Consultation paper unveiled at CIH annual conference outlines super-agency’s role
The government is handing powers to buy greenfield land to Communities England, its new housing and regeneration super-agency, so it can deliver prime minister-in-waiting Gordon Brown’s eco towns strategy.
The proposal is outlined in a consultation paper published this week, which sets out the powers of Communities England. The agency is to be formed from the merger of English Partnerships (EP) and the Housing Corporation.
It says EP’s compulsory purchase powers are limited to underused or derelict brownfield sites. “Given the wider remit of Communities England and the need to consider places holistically when developing, we are considering whether to remove the current restriction to brownfield land,” says the paper.

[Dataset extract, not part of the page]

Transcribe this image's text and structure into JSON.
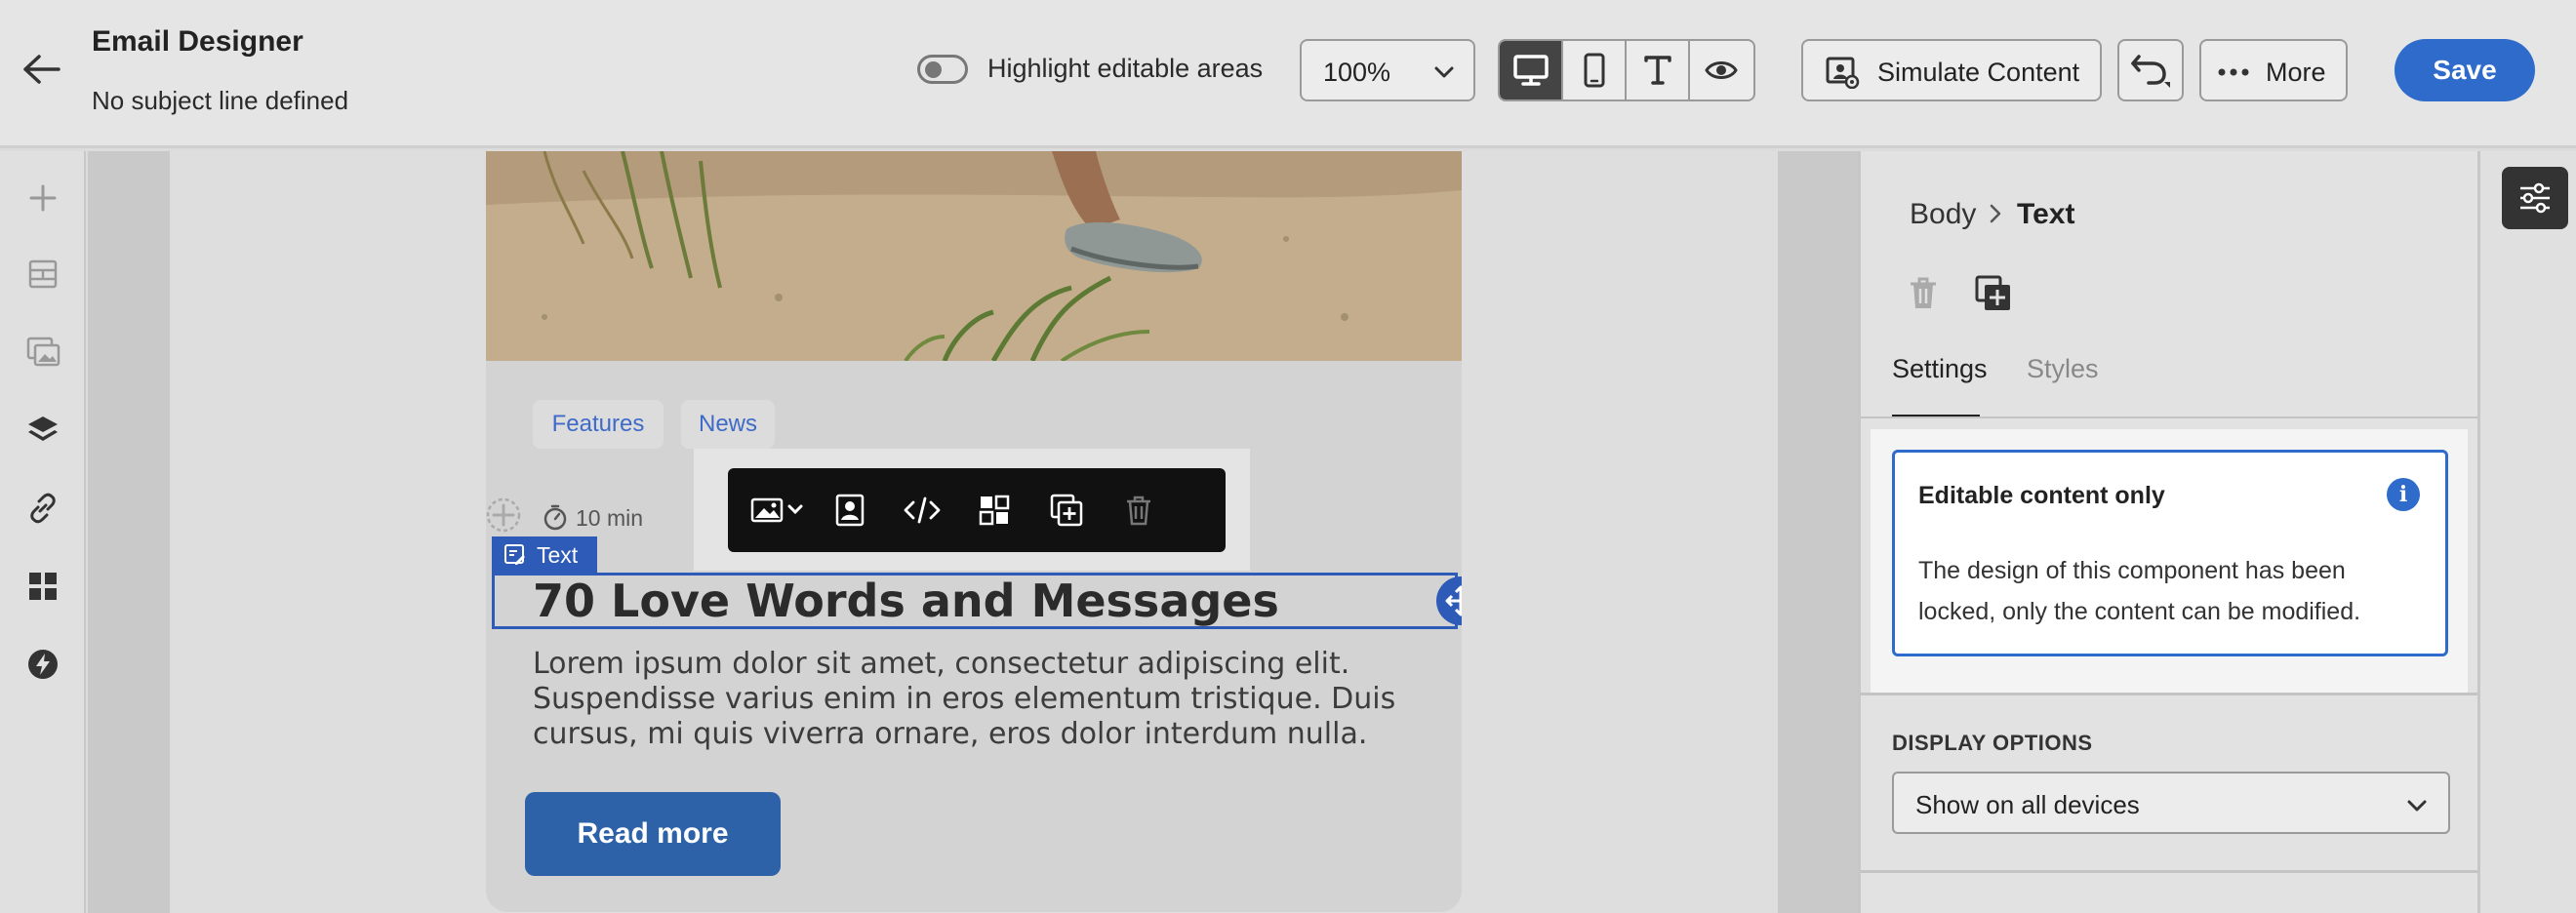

The new powers will underpin the delivery of large sites in growth areas.
The paper also proposes:
- Making use of Communities England’s greater resources to achieve improved economies of scale when negotiating with developers and suppliers
- Uniting the decent homes and housing market renewal programmes
- A review of the widely criticised delivery arrangements in the Thames Gateway
- Confirmation that Communities England will be responsible for the communities department’s housing delivery functions, including decent homes and PFI.
The paper says the agency will help develop the roof tax-style arrangements pioneered in Milton Keynes as part of a drive to attract institutional investment.
Councils have not properly exploited the opportunities they have had
It says Communities England will continue to broker surplus public sector land in addition to acquiring sites itself.
Announcing the consultation paper at the Chartered Institute of Housing’s annual conference in Harrogate this week, Ruth Kelly, the communities minister, said Communities England was unlikely to be operational until April 2009 as parliamentary approval was needed.
Responding to questions, Kelly also urged councils to become more involved in housebuilding. “Councils have not properly exploited the opportunities they have had,” she said.
She added that most new social housing would continue to be developed by registered social landlords.
Asked about improving the procurement supply chain Richard McCarthy, the communities department’s policies and programmes director, said: “We won’t be setting up our own supply chains. This is about placed intervention at different stages – a targeted approach. We won’t get involved in the details of the supply chain but we want to be involved in directing it. We want more involvement at the very start of a project.”